Why Not a $1000-an-hour Minimum Wage?
- Monday, February 3, 2003
Though Governor Kenny Guinn is proposing punitive tax increases that would destroy many jobs in Nevada, the Progressive Leadership Alliance of Nevada (PLAN) isn’t satisfied. It wants the state to go even further and virtually abolish first jobs for many young Nevadans.
How? By increasing the state’s minimum wage beyond the federal minimum.
Nevada state law does not mention minimum wage amounts; instead the federal minimum wage rate is adopted by administrative action. Thus the state’s minimum wage is the current federal rate of $5.15 per hour—guaranteeing that any potential employees who don’t add at least $5.15 per hour of additional productivity will be unemployed.
Minimum wage laws have been destructive ever since they began in 1938 with the passage of the Fair Labor Standards Act.
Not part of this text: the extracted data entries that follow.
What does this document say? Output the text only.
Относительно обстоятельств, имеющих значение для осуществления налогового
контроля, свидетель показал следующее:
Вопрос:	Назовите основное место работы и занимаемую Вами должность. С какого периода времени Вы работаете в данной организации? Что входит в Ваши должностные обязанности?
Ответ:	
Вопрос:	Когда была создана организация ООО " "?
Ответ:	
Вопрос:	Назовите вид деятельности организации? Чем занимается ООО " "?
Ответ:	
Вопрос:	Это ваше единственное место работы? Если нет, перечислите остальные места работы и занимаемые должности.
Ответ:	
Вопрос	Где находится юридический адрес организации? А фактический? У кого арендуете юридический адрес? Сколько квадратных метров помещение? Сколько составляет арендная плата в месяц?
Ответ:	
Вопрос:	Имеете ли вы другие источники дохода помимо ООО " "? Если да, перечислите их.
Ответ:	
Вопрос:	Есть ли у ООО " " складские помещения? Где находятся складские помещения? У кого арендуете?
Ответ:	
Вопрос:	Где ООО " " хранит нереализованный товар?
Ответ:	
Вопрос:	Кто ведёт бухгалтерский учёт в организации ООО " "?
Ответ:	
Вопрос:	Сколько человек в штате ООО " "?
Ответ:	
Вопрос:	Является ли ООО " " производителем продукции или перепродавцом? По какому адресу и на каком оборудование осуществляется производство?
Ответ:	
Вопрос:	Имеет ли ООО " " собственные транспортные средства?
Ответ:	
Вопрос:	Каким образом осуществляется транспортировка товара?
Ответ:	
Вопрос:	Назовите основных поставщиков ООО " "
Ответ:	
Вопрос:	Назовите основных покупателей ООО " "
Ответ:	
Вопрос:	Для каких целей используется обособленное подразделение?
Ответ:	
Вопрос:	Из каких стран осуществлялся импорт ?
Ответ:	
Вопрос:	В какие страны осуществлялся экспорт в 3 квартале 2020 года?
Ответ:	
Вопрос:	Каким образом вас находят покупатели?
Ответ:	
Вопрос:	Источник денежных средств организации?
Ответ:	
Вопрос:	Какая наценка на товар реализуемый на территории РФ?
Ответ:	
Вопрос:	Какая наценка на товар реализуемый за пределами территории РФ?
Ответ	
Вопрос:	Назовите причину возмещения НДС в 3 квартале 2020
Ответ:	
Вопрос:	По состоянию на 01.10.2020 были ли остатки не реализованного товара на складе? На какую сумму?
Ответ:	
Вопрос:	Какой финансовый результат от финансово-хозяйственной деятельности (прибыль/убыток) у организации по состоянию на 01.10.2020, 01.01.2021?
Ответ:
Along with other New Deal legislation, it served to prolong the depression. Such laws increase the numbers at the unemployment office, and it is unskilled young workers especially who bear the brunt.
So a person wants to work and an employer wants to hire—they settle on a wage rate and away they go. Why must the government get in the middle and dictate a minimum wage?
The fact is, when government sets the price of anything above the market price, the demand for that good or service necessarily falls. This decline in demand for labor hits the young, unskilled and minority populations hardest. Last November the unemployment rate for blacks was double the rate for whites (11 per cent vs. 5.2 per cent), while Hispanic unemployment was 7.4 per cent. In 2000, when the overall unemployment rate in the United States was 4 per cent, the unemployment rate for teenagers was 13.1 per cent—but black teenage unemployment was 29 percent.
As economist Murray Rothbard wrote in Power and Market, “Compulsory unemployment is achieved indirectly through minimum wage laws. On the free market, everyone’s wage tends to be set at his discounted marginal value productivity. A minimum wage law means that those whose DMVP is below the legal minimum are prevented from working. The worker was willing to take the job, and the employer willing to hire him. But the decree of the State prevents this hiring from taking place.”
Just how high does PLAN think the minimum wage should be? It is not clear from reading their report “Working Hard, Living Poor.” Oregon’s $6.50 is mentioned, $6.65 is mentioned, as well as $7.03 per hour. But, why is PLAN being so chincy? Why don’t they propose a minimum wage of $100 per hour, or for that matter, of $1,000 per hour?
It’s obvious why the folks at PLAN don’t pursue their own logic: If they did, virtually the entire workforce would be unemployed. The folks at PLAN (as with all minimum wage proponents) are shrewd enough to stop their minimum wage demands at a point where only marginal workers are affected, and there is no danger of disemploying senior union workers.
Why would PLAN be carrying the water for the unions? Among PLAN’s member organizations are: AFL-CIO of Nevada, Culinary Works Union Local #226, H.E.R.E local #86, Laborers International Union of America #169, Nevada Service Employees SEIU local #1107, Operating Engineers Local 3, State of Nevada Employees Association, and the Nevada State Education Association.
Why do union leaders push for PLAN’s minimum wage boost? It’s not that their members earn minimum wage and so would see an immediate increase in wages. Rather, they know a higher minimum wage will permanently displace younger, marginal non-union workers from the labor force. The wages of union workers then increase, due to the absence of competition.
As Rothbard wrote in Making Economic Sense, “When we see that the most ardent advocates of the minimum wage law have been the AFL-CIO, and that the concrete effect of the minimum wage laws has been to cripple the low-wage competition of the marginal workers as against higher-wage workers with union seniority, the true motivation of the agitation for the minimum wage becomes apparent.”
Inflation (as measured by the CPI) has reduced the real effect of the 1996 minimum wage increase by 14 per cent. Partially because of this, unemployment rates have remained relatively quiescent, spurring the unions to agitate for an increase.
The last thing Nevada employees and employers need is for state government to intervene in their wage negotiations. Despite their do-gooder rhetoric, the PLAN gang is not looking out for working families. They are looking to decrease competition for their union members.
Doug French is executive vice president of a Southern Nevada bank and a policy fellow of the Nevada Policy Research Institute.